L’Evangile,  en ce 3ème dimanche de l’Avent, convoque, une nouvelle fois, la figure de Jean le Baptiste.  Et pour cause, Jean le  Baptiste  est, ou devrait être, notre modèle. Il devrait être le modèle de tous les chrétiens.

N’oublions pas, que là, au moment où Jean- Baptiste parle, Jésus est déjà né. Et que donc,  Jean Baptiste n’annonce pas la naissance de Jésus, mais bien sa venue et sa présence parmi nous, parmi les hommes. En un mot, Jean  manifeste, c’est à dire qu’il rend public, celui qui est déjà là.

D’ailleurs, l’Evangile le précise : « Ce n’est pas lui qui était la lumière ; il venait rendre témoignage à la lumière ».

Autrement dit,  Jean le Baptiste qui rend témoignage  est très précisément «la voix de celui qui crie». C’est à dire qu’il n’est pas comme souvent on l’entend dire, «la voix qui crie dans le désert». Au contraire, ne nous trompons pas : Jean Baptiste n’est pas celui qui crie, il en est la voix. Et celui qui crie c’est la Parole, c’est le Verbe, c’est Jésus le Christ de Dieu c’est lui «celui qui crie dans le désert».
Autrement dit, Jean le Baptiste est la voix qui donne le son, alors que le Christ Jésus en est le Verbe fait homme qui donne le sens.
Jésus-Christ est le crieur. Jean-Baptiste est la voix
Et cette Parole et ce Verbe que Jean-Baptiste proclame, n’est rien moins que celle que nous, nous mêmes, chrétiens donc témoins,  sommes amené à proclamer. A savoir tout simplement l’Evangile du Christ. Et dire cela ce n’est pas une simple façon de parler. C’est le contenu même de notre foi que nous devons manifester c’est à dire rendre publique.

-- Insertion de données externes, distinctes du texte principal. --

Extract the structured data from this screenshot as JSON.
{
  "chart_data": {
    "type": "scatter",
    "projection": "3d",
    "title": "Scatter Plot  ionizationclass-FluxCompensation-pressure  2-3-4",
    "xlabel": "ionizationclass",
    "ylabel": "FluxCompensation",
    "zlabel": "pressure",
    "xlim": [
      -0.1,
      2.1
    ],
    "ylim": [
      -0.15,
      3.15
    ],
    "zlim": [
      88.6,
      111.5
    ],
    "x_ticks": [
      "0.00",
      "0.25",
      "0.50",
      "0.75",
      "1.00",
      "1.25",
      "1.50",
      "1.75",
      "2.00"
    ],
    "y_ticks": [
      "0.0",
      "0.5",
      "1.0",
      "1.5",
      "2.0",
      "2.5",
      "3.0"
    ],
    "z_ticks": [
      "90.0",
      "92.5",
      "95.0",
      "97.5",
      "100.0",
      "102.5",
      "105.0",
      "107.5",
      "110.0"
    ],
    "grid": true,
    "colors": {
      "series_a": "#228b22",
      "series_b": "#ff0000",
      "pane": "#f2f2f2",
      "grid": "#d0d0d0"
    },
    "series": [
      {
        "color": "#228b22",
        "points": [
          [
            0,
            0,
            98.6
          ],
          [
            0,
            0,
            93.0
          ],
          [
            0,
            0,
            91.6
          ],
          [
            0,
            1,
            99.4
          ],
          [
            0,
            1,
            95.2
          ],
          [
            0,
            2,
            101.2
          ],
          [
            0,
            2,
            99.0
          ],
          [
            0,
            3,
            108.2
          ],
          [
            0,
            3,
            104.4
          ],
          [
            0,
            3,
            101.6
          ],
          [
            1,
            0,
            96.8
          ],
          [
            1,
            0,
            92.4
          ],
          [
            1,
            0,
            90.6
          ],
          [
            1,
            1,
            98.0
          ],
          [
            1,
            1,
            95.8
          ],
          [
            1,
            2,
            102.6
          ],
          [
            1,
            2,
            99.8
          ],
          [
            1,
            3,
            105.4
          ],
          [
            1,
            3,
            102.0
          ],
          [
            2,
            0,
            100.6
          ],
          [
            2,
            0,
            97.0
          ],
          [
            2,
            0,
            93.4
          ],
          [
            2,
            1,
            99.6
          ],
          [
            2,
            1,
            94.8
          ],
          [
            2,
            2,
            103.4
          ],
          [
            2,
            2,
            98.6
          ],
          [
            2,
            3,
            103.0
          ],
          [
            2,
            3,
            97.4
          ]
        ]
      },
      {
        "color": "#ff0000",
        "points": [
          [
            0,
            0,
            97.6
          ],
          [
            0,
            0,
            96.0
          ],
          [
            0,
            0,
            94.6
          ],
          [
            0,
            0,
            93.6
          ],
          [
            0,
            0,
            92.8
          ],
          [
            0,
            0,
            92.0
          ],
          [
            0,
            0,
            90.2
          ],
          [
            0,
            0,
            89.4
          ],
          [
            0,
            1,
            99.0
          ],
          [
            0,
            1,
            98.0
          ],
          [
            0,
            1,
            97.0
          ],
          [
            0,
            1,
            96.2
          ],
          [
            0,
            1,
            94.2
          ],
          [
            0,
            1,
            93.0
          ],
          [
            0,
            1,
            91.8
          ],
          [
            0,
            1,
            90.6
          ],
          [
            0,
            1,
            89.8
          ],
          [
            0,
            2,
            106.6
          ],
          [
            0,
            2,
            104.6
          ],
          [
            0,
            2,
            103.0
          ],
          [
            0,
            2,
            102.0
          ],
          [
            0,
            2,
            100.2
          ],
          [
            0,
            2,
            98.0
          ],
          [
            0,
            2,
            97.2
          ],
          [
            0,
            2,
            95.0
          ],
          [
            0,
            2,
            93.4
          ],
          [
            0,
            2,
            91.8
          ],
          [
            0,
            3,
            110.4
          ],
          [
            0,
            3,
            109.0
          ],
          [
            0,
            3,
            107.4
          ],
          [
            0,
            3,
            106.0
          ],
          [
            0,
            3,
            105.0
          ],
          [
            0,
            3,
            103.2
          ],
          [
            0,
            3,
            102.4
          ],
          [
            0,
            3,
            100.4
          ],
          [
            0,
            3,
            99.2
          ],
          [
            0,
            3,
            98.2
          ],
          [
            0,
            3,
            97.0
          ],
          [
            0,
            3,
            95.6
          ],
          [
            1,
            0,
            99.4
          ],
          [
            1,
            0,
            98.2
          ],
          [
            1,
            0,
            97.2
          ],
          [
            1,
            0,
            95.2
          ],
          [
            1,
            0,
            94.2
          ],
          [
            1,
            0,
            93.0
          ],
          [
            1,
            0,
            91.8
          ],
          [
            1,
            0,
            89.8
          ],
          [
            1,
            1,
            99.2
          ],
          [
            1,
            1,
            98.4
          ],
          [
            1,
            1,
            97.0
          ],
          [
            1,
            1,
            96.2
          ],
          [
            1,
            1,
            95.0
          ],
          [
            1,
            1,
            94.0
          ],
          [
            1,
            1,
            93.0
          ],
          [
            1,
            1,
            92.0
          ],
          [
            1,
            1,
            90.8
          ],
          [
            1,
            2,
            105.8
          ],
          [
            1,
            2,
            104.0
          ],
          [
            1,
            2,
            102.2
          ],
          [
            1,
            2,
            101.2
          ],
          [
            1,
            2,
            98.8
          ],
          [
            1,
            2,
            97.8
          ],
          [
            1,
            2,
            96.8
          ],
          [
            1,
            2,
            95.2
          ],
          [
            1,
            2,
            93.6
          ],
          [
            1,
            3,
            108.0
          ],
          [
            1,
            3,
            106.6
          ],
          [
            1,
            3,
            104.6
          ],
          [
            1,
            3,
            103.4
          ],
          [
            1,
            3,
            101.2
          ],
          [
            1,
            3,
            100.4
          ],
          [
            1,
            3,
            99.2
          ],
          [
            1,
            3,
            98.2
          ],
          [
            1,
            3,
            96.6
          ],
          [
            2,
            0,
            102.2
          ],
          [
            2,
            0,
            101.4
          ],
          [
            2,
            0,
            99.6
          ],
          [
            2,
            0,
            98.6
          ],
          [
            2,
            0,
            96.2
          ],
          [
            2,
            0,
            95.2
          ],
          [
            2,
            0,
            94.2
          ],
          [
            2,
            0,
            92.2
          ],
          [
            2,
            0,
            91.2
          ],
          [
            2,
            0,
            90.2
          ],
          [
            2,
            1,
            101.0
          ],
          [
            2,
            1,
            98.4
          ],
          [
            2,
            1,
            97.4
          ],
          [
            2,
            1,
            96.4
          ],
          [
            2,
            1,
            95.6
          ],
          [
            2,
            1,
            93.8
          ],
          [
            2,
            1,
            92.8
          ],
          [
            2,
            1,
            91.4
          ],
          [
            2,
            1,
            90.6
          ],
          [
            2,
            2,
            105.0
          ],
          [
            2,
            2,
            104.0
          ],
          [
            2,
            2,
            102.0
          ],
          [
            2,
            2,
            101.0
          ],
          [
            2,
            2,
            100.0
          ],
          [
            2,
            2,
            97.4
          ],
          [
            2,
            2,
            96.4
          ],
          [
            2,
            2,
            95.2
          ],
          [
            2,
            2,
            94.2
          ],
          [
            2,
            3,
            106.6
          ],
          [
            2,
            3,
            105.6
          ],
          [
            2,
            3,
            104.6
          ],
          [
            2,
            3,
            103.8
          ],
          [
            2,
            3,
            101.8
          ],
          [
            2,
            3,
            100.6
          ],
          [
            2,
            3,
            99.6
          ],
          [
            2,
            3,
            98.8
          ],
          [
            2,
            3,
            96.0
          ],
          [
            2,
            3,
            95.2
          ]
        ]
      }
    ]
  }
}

Voilà pourquoi Jean Baptiste est pour nous un modèle, un témoin référence.

D’autant, convenons en, que ce personnage est gigantesque…   Cet homme, qui a mis son visage à la place du ciel, cet homme est en feu, sa bouche est un cratère en fusion, quand à  ses mots… ses mots brûlent à blanc…

Si nous prenions comme modèle  Jean  le Baptiste, alors tout en nous serait extraordinairement marqué et porté par l’action de grâces. D’ailleurs nous oublions, ce qui est en soi est particulièrement  déplorable, nous oublions que ce nom, Jean Baptiste, veut dire  «Dieu fait grâce».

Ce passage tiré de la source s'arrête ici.